Haldiram’s Deal With Temasek Marks A New Chapter For India’s Snack Giant

New Delhi, 13th March: Haldiram’s, the renowned Indian snacks and sweets giant, has attracted significant attention with its latest investment deal. Singapore’s state-owned Temasek has secured a 10% stake in the company for a staggering $1 billion, bringing the total value of Haldiram’s to around $10 billion.
After months of negotiations, Temasek emerged as the frontrunner, despite initial bids from Bain Capital and Alpha Wave Global. Bain Capital eventually withdrew from the talks, leaving Temasek to finalize the agreement with the Agarwal family, the company’s founders.
While Temasek has refrained from commenting, describing the news as speculation, this deal signals a major shift for the future of Haldiram’s in the global market.
Haldiram’s has been the center of a heated investment race, with multiple prominent firms vying for a stake. On December 7, ET revealed that three major groups had submitted binding offers for a 10-15% share in the company. These include a consortium led by the Abu Dhabi Investment Authority and Blackstone, a group led by Singapore’s GIC, the Temasek – Bain Capital partnership, and another group led by Alpha Wave.
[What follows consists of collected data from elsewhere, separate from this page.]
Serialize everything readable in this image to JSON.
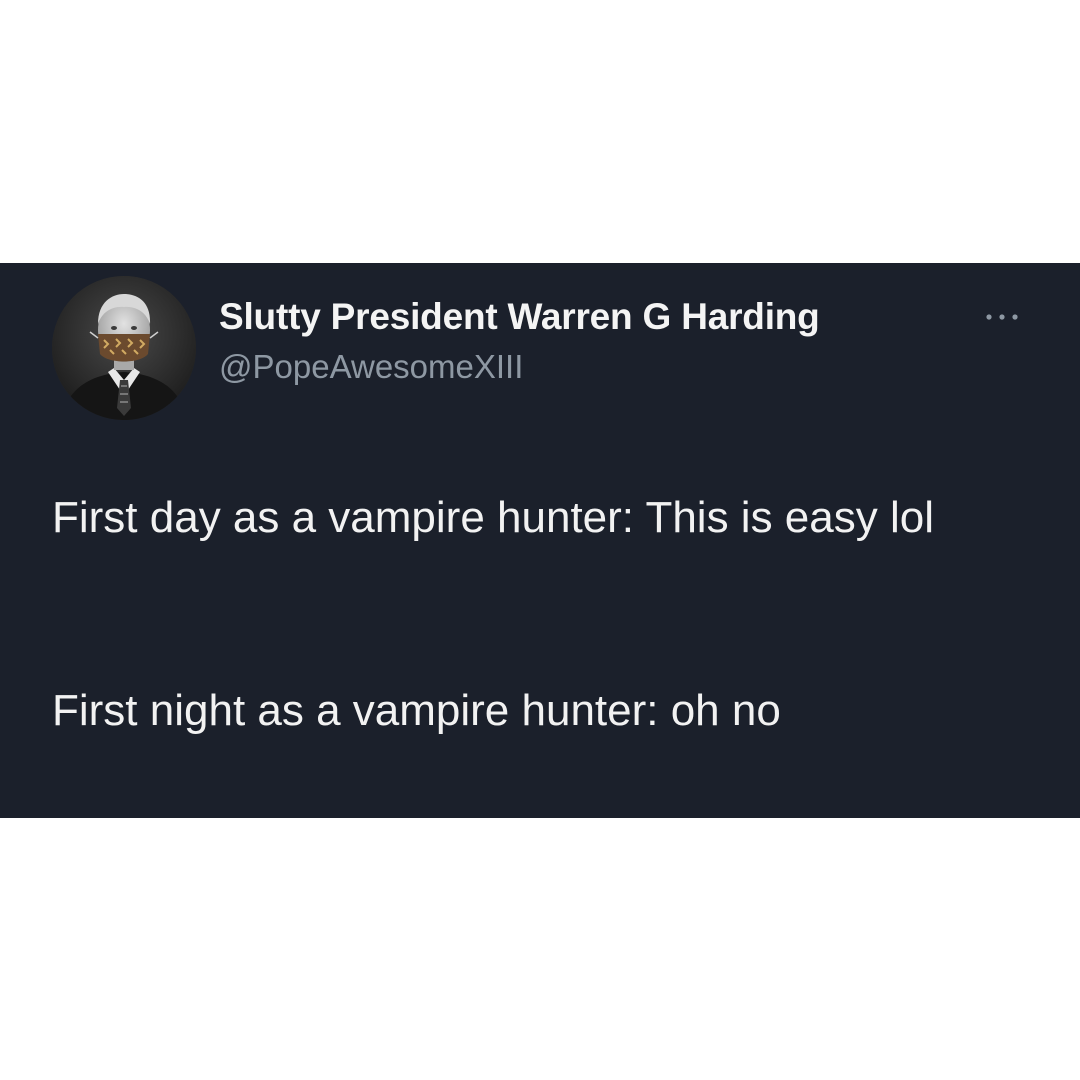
{
  "author": {
    "name": "Slutty President Warren G Harding",
    "handle": "@PopeAwesomeXIII",
    "avatar_icon": "profile-photo-masked-man"
  },
  "more_icon": "ellipsis-icon",
  "tweet": {
    "paragraph_1": "First day as a vampire hunter: This is easy lol",
    "paragraph_2": "First night as a vampire hunter: oh no"
  },
  "colors": {
    "page_background": "#ffffff",
    "card_background": "#1b202b",
    "primary_text": "#f2f2f2",
    "secondary_text": "#8e98a3"
  }
}
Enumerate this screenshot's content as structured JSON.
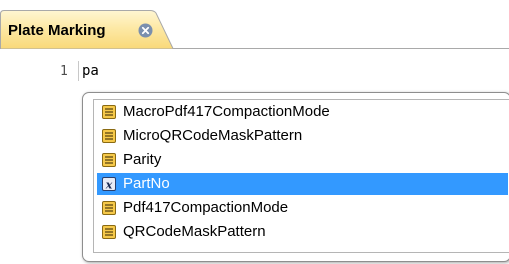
{
  "tab": {
    "title": "Plate Marking",
    "active": true
  },
  "editor": {
    "line_number": "1",
    "text": "pa"
  },
  "autocomplete": {
    "items": [
      {
        "label": "MacroPdf417CompactionMode",
        "icon": "enum-icon",
        "selected": false
      },
      {
        "label": "MicroQRCodeMaskPattern",
        "icon": "enum-icon",
        "selected": false
      },
      {
        "label": "Parity",
        "icon": "enum-icon",
        "selected": false
      },
      {
        "label": "PartNo",
        "icon": "variable-icon",
        "selected": true
      },
      {
        "label": "Pdf417CompactionMode",
        "icon": "enum-icon",
        "selected": false
      },
      {
        "label": "QRCodeMaskPattern",
        "icon": "enum-icon",
        "selected": false
      }
    ],
    "selection_color": "#3399ff"
  },
  "colors": {
    "tab_fill": "#fde8a4",
    "close_button": "#7a8fae"
  }
}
The Agarwal family, which controls Haldiram’s, is reportedly seeking a valuation between $10 billion and $11 billion. In contrast, Bain Capital’s bid was capped at a valuation range of $8.8 billion to $9.4 billion, highlighting the differences in expectations between the family and the investors.
Haldiram’s has attracted interest from a wide array of investors over the years. Since 2016-17, numerous private equity firms, including General Atlantic, Bain Capital, Capital International, TA Associates, Warburg Pincus, and Everstone, have engaged in discussions with the Agarwal family for a stake in the company. These talks underscore the growing recognition of Haldiram’s potential in the global market.
In addition to private equity firms, major multinational companies have also shown interest in acquiring a controlling stake in Haldiram’s. Notable names such as Kellogg’s and PepsiCo were in talks for a deal involving 51% or more of the company. Last year, Tata Consumer Products also made a bid for a significant stake, but their offer fell short of the Agarwal family’s $10 billion valuation, further highlighting the high expectations surrounding the brand’s value.
The Temasek deal marks a key moment for Haldiram’s, paving the way for future growth and global expansion. As the snacks and sweets industry gains international interest, Haldiram’s continues to strengthen its position as a sector leader. This investment highlights the rising global demand for premium, authentic Indian brands, with the coming months likely revealing more milestones in the company’s journey.